Jack held up a second photo. “Here’s Louis B. Urbiton with his Weekly Galaxy editor, a man named Boy Cartwright.” Another photo. “Here are Louis B. and Boy entering the house on Cherokee the Galaxy rented for the duration of the Ray Jones trial. Here’s another picture of the house; that’s a fellow named Bob Sangster, also a reporter with the Galaxy. Here’s a picture of the shadow jury the defense has been using. I guess you know about that. Recognize that fellow there?”

“Let me see that!”

While Delray stared at damning photo after damning photo, many of them with his own dumb and happy face clearly identifiable. Jack took from his inner jacket pocket a slender document, which he dropped on Del’s desk: “Here’s an affidavit from a maid at the Mountain Greenery Motel in Branson, named Laverne Slagel, stating that she was paid bribes by Bob Sangster and by a woman employee of the Weekly Galaxy named Erica Jacke to pass on to Miss Jacke from Mr.

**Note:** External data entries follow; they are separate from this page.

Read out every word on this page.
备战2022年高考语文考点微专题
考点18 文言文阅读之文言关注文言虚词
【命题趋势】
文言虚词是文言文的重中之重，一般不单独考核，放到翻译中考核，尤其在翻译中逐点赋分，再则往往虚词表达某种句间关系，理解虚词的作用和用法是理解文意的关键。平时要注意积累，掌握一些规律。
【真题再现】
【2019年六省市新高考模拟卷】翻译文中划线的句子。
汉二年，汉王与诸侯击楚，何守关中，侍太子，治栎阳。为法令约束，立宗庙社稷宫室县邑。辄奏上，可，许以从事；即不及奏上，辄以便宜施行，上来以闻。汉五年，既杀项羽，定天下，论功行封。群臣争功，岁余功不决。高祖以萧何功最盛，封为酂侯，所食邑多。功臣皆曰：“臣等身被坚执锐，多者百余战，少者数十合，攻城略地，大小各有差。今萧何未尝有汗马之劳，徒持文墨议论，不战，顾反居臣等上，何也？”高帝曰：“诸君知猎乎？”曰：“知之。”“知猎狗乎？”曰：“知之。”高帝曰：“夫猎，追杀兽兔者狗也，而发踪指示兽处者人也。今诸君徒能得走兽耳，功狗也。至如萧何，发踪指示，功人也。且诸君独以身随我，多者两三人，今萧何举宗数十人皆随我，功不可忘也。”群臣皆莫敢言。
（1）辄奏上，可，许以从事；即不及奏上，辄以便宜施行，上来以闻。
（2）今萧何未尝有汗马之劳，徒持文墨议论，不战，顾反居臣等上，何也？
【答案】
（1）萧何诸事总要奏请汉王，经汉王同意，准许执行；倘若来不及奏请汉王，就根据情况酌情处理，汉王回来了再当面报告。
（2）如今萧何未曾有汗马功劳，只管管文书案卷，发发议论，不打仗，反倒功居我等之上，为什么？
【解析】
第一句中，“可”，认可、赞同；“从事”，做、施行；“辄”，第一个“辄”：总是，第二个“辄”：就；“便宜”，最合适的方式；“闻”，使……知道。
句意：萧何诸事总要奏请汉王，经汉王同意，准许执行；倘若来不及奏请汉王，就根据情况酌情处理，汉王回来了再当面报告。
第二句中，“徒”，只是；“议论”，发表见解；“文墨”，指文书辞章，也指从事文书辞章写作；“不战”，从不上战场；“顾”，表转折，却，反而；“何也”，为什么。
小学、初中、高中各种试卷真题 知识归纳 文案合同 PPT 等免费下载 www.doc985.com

Sangster the audiotapes he was making at the shadow-jury sessions. She was told they were love letters. You have pictures there of the two women exchanging tape and money in the motel parking lot.”

“My God!” Delray spread photos out on his secretary’s desk, then leaned on the desk, the better to hold himself up while studying them. “What were these people doing?”